Bryson Jarman, 27, of Lebanon, was the overall first-place finisher and the winner of the 18-and-older male division, finishing with a time of 50 minutes, 5 seconds.
Bryan O’Barr, 15, of St. Robert, won the 17-and-younger male division, crossing the finish line in 54:01.
The first female runner to cross the finish line was Jenni Aragon, 30, who was 13th overall with a time of 1:01:30.
Madison Long, 14, won the 17-and-younger female division, finishing with a time of 1:22:59.
By design, runners faced more challenges on the course than in previous years.Team results were not available at press time, but will be posted here as soon as they are released. Full individual results are available online from Big River Racing.
“We actually have ensured that there are more mud pits than last year. We also added some obstacles that weren’t there last year,” Crabbe said. “Last year, we were excited to see some of the culverts, the monkey bars and the climbing wall. This year, there are some obstacles in between.”
Some runners gave themselves additional challenges.
Bryan Aguilargonzalez, 19, from Houston, Texas, completed the race wearing a helmet and full rucksack, while Zachariah Boehringer, 19, from Conway, Arkansas, ran the course dressed in a unicorn costume.
“I just wanted to be fabulous,” said Boehringer, a Marine student here. He added that the furry, full-body costume and rubber mask made the run “a little bit hot” along the course, where temperatures averaged about 87 degrees.
“I would most definitely do it again,” he said.
Several participants ran as part of groups, including several members of the local Young Marines chapter, runners with Wear Blue and participants with Team Red, White and Blue, who carried on their tradition of carrying American flags along the course.
“It’s just getting together with the group and doing hard things together,” Team Red, White and Blue member Chris Koverman said.
Koverman, an instructor with the 58th Transportation Battalion, carried a flag for the second consecutive year.
“Last year, I would hand off the flag to whoever I had with me when I crossed an obstacle,” Koverman said. “This year, we had two of us carrying the colors, so one of us will hand the flag off to the other while we went through the obstacle, and then we would switch off. It’s a little bit of a challenge.
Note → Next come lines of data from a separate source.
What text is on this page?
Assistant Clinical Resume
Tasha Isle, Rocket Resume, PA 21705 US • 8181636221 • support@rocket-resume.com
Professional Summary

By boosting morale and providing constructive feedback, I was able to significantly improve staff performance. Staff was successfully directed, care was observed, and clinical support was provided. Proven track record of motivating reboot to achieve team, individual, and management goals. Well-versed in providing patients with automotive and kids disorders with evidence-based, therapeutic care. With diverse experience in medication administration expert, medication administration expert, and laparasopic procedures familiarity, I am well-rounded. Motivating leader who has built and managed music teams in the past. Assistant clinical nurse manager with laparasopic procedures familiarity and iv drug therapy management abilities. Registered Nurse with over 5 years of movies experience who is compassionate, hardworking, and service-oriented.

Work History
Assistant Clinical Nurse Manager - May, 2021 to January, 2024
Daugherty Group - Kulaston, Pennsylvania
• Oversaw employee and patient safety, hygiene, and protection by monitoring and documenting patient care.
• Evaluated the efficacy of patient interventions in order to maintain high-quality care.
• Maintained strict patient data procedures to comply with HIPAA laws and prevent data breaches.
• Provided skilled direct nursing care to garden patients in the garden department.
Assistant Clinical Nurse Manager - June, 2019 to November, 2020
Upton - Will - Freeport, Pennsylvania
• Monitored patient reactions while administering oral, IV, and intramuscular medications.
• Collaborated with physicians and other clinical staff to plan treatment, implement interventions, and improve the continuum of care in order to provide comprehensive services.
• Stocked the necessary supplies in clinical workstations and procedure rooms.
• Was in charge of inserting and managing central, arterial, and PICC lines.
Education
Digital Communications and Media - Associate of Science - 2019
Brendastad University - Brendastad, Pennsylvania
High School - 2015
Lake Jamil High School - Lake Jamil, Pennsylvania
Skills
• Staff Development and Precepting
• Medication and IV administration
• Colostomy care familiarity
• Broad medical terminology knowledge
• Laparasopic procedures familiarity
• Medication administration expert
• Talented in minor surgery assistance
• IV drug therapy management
But getting to cross the finish line with the colors — it feels good.”
Crabbe said more than 80 volunteers helped put on this year’s race, which was the result of five months of planning.
“We started planning in February, and planning goes on all the way until the week of the event,” she said. “We have members of our student population who volunteer, as well as members of permanent personnel from all five of our companies, other units on post — and this year we’ve had some civilians who have contacted us to offer to volunteer. So, it really is a local, community event and definitely a sister-service camaraderie event.”